Commentary on Machine Learning Results#

Using a comprehensive set of variables (experiment variables, survey measures, economic/institutional performance measures, PISA scores), the predictive accuracy for individual wallet responses did not dramatically improve, typically hovering around 0.68 - 0.70 (depending on the model, parameters, and specific run).

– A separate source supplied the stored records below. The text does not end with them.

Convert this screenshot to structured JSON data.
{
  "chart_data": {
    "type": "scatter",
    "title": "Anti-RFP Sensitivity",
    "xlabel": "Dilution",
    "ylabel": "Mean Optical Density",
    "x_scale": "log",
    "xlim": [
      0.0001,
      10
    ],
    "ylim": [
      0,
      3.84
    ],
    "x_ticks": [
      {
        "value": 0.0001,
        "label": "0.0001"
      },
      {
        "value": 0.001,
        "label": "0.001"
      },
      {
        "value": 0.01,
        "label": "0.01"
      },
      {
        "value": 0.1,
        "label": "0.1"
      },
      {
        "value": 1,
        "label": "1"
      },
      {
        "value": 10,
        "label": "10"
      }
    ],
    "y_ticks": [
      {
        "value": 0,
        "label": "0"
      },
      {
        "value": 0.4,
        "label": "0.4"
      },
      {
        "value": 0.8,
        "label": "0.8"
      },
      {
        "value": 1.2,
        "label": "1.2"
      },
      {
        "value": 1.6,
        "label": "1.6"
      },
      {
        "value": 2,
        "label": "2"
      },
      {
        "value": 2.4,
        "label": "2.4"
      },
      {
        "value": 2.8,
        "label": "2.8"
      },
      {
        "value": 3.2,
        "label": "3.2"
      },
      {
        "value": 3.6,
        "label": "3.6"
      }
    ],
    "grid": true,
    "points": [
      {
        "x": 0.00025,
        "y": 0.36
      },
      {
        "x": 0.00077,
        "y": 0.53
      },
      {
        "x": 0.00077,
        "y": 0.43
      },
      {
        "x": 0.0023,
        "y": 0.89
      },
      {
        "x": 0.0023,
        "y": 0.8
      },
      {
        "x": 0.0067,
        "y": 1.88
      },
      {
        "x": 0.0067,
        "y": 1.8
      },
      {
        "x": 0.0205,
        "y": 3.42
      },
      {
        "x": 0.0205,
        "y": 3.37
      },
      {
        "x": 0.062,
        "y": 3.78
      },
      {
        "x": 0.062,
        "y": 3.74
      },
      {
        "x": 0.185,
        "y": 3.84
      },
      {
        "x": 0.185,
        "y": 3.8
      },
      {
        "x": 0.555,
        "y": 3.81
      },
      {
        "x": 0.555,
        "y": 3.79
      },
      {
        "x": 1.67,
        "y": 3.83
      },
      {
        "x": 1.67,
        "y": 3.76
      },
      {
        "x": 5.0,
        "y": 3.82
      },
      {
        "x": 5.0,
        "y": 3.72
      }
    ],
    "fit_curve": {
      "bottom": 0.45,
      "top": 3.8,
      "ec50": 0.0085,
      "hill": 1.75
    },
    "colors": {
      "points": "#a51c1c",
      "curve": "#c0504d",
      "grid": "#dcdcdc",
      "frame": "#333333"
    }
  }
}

This level of accuracy is somewhat expected. Predicting individual acts of honesty with high precision based on available (mostly demographic or country-level) data is inherently challenging. Individual behavior is complex and influenced by many factors not captured in these datasets.

At the country level, wallet return rates (and PISA scores) show predictive power for various economic and institutional indicators (as explored by Tannenbaum and extended here with PISA in regressions). However, at the individual level, predicting whether a specific person will return a wallet based on the available features (even including PISA scores as a country-level proxy) remains difficult. This highlights the difference between aggregate societal trends and individual behavior prediction.